„#IDEOLOGIAMOZILA” - ten tytuł sam przez się mówi właściwie wszystko, czyli oznajmia wszem i wobec to, że Czesław Mozil wydał właśnie nową, ósmą studyjną płytę! Album ten oferuje sobą zestaw jedenastu ważnych, osobistych i zaangażowanych kompozycji - tak w wykonaniu Czesława Mozila, jak i zaproszonych do współpracy nad tą płytą gości.
Album ten wpisuje się w nowoczesny nurt szeroko rozumianej muzyki alternatywnej, w której znajdziemy elementy popu, rocka, punku, folku, a w tym przypadku również i mocno obecnej elektroniki. Tradycyjnie też muzyka ta oscyluje na pograniczu kabaretowego pastiszu, ale tego jak najbardziej inteligentnego, ambitnego i pięknego w swojej całościowej postaci. Brzmieniowo jest to swoisty misz masz dźwięków żywych instrumentów i właśnie elektroniki, gdzie wielką rolę odgrywa ciekawa melodia, wyrazisty rytm oraz zaskakujące rozwiązania aranżacyjne. Można o tej płycie powiedzieć bowiem to, że każda z zawartych na niej piosenek jest od siebie zupełnie odmienna.
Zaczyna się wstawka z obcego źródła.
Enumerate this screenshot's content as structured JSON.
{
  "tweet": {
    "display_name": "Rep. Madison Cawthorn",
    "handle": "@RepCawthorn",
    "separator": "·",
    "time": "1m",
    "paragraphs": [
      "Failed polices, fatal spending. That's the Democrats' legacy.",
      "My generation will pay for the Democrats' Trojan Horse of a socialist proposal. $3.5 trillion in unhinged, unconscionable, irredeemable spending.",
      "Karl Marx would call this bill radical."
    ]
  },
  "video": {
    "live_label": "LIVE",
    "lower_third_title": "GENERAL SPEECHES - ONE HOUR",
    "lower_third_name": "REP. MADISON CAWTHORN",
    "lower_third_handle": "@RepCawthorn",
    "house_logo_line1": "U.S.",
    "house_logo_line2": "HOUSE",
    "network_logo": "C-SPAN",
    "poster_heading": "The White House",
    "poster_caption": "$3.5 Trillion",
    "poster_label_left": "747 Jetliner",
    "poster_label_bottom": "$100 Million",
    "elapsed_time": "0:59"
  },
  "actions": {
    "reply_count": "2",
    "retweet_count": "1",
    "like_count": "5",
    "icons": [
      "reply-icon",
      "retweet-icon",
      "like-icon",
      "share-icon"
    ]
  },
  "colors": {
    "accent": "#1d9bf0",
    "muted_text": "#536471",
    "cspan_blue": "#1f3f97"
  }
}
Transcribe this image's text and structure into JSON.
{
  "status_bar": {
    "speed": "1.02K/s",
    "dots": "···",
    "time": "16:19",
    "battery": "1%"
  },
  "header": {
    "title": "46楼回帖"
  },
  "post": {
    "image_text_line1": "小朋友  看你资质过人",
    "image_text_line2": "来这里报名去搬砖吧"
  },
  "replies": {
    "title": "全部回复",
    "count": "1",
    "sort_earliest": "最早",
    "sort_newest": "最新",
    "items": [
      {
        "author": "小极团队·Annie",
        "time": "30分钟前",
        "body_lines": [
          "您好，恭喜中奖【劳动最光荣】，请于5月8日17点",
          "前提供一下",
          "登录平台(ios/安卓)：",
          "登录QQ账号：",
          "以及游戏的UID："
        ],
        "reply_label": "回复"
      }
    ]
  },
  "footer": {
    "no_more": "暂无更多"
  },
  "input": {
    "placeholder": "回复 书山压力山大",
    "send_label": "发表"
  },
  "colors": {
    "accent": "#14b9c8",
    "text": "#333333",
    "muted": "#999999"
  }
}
Wokal Czesław Mozila jest specyficzny - to wszyscy wiemy i zarazem sobie bardzo cenimy. Także na tym albumie raczy nas on swoim emocjonalnym, wysokim, z pewnością nie idealnym technicznie, ale mającym w sobie coś pięknego i metafizycznego, głosem. Co ciekawe, radzi on sobie również coraz lepiej z polskim językiem, co słychać zwłaszcza w kontekście porównania tej płyty do pierwszych jego albumów. A śpiewa nam Czesław (wraz ze znakomitymi gości w osobach Staszka Sojki, Czadomena oraz Michała Sławeckiego) o rzeczach ważnych, czyli społecznych problemach nas wszystkich - na czele z wiarą, macierzyństwem, domową przemocą oraz pokoleniowymi konfliktami. To osobiste, intymne i mądre teksty...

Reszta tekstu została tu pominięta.